Official resource links (human and mouse)
tfs_input(TF list)Human (hg38): allTFs_hg38.txt
Mouse (mm): allTFs_mm.txt
motifs_input(motif-to-TF annotation table, v10 recommended)Human (HGNC): motifs-v10nr_clust-nr.hgnc-m0.001-o0.0.tbl
Mouse (MGI): motifs-v10nr_clust-nr.mgi-m0.001-o0.0.tbl
feather_input(cisTarget rankings databases; two gene-based rankings are recommended)
Optional configuration
First generate the template:
spatialsnake produce-file --option=advance_analysis
senic_input: "" # provided through sample.txt
sample_type: "Colon_Cancer_P2" # sample name
tfs_input: "data/hs_hgnc_tfs.txt"
feather_input: "data/hg38_10kbp_up_10kbp_down_full_tx_v10_clust.genes_vs_motifs.rankings.feather"
motifs_input: "data/motifs-v10nr_clust-nr.hgnc-m0.001-o0.0.tbl"
senic_workers: 64 # adjust according to the available CPU cores
gene_attr: "var_names" # this works for data prepared with the Spatialsnake tutorial workflow
cell_attr: "cell_id" # change only if your object uses another cell ID column
In our GitHub repository, you can find the necessary resource files in the resource directory. We provide human and mouse resource files to save you download time.
Run the command
spatialsnake single_analysis sample.txt visium --option=advance_analysis --runpipe=pysenic --configfile advance_analysis.yaml
Result file structure
The main outputs are written to results/pysenic_results/:
results/
└── pysenic_results/
├── {sample}.loom
├── {sample}.grn.tsv
├── {sample}.regulons.csv
├── {sample}.aucell.loom
├── {sample}.auc.csv
├── {sample}_regulon_genes.csv
├── {sample}_auc_mean_by_celltype.csv
├── {sample}_rss.csv
├── {sample}_rss_top10.csv
├── {sample}_dotplot_regulons.png
├── {sample}_violin_regulons.png
├── {sample}_auc_heatmap.png
├── {sample}_rss.png
├── {sample}_zscore_matrix.csv
├── {sample}_zscore_heatmap.png
└── {sample}_stacked_violin.png
How to interpret the results
1. Regulon activity heatmaps
Interpretation:
*_auc_heatmap.png displays the major regulon activity patterns based on the AUC matrix.
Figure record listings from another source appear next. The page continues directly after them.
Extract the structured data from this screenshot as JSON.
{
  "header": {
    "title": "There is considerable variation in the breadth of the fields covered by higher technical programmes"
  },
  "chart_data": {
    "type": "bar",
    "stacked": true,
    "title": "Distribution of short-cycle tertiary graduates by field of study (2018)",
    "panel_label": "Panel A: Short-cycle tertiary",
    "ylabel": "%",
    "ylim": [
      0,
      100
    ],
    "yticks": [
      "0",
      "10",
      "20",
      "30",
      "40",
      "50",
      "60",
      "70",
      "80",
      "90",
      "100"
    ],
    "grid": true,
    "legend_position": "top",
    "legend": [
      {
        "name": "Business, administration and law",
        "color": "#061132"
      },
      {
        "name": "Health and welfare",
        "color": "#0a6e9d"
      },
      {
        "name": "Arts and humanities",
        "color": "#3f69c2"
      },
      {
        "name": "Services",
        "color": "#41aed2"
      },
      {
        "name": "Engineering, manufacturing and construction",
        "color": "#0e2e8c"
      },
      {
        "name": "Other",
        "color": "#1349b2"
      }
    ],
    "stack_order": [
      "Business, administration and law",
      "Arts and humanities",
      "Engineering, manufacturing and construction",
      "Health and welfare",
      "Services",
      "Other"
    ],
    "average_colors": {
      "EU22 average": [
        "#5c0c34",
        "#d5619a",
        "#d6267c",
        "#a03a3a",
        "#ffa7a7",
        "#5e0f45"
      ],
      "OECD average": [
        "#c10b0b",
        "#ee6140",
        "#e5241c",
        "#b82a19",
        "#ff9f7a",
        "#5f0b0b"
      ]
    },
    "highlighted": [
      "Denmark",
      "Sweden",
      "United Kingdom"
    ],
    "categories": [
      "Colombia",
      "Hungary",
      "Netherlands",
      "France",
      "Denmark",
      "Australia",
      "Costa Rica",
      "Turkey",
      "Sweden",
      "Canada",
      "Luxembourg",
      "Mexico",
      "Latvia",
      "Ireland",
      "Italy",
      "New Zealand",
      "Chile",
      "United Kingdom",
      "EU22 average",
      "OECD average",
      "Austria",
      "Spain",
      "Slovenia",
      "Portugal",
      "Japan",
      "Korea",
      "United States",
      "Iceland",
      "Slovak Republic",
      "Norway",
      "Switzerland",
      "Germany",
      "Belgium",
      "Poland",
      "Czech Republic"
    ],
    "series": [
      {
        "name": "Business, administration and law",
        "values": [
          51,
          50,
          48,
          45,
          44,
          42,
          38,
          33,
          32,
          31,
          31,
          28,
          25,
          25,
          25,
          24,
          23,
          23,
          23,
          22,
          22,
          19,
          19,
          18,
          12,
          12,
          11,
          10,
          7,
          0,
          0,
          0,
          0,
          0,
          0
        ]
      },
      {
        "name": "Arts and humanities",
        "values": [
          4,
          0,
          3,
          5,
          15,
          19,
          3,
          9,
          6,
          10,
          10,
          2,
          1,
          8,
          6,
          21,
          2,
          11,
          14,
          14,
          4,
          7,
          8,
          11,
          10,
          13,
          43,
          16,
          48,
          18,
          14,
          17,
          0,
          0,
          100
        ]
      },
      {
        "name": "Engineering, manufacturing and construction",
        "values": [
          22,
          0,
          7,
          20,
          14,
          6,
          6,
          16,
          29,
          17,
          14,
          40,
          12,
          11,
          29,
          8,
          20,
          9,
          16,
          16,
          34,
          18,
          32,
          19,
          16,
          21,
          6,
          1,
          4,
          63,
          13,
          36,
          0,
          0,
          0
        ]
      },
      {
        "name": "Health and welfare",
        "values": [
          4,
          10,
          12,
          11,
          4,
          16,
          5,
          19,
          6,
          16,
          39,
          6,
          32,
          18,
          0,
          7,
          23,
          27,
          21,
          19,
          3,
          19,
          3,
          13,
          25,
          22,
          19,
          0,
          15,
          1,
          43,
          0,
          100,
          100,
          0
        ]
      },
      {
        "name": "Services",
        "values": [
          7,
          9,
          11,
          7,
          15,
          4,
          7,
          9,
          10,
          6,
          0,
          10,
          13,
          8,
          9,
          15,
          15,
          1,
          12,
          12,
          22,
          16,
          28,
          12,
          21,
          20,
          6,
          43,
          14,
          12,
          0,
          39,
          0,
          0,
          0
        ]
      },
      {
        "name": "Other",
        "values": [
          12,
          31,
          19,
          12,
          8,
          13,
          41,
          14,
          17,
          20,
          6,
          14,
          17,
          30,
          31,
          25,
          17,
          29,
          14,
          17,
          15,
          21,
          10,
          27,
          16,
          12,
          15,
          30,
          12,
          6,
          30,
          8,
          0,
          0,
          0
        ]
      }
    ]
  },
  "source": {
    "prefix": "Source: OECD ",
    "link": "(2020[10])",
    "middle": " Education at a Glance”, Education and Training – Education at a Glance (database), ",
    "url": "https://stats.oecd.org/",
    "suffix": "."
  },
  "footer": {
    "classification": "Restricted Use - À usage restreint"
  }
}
*_zscore_heatmap.png is generated from the Z-score matrix calculated on cell-type means and is often more useful for identifying relatively cell-type-specific regulatory programs.
2. Regulon activity dot plot
Interpretation: Dot size represents the mean regulon activity within each cell group, while color intensity reflects the relative activity level. This figure is especially useful for rapidly comparing the dominant regulatory programs across cell types.
3. Activity distribution violin plots
Interpretation:
*_violin_regulons.png shows the distributions of the top 12 regulons, whereas *_stacked_violin.png shows the top 20 regulons ranked by activity. These plots help you assess intra-group variability, skewness, and heterogeneity.
4. Cell-type specificity plot
Interpretation: This plot is based on the Regulon Specificity Score (RSS). For each cell type, it highlights the most specific regulons and is therefore useful for defining cell states and prioritizing candidate master regulators.
5. Core result tables
Interpretation:
*.auc.csv is the raw regulon activity matrix at single-cell or single-spot resolution.
*_auc_mean_by_celltype.csv stores cell-type-level mean activity values.
*_zscore_matrix.csv stores the standardized matrix that is typically used together with the Z-score heatmap to identify specific regulatory axes.
6. Specificity and network detail tables
Interpretation:
*_rss.csv records regulon specificity scores for all cell types.
*_rss_top10.csv summarizes the top 10 regulons for each cell type.
*_regulon_genes.csv contains regulon-target gene relationships and is one of the most important tables for mechanistic interpretation and downstream experimental validation.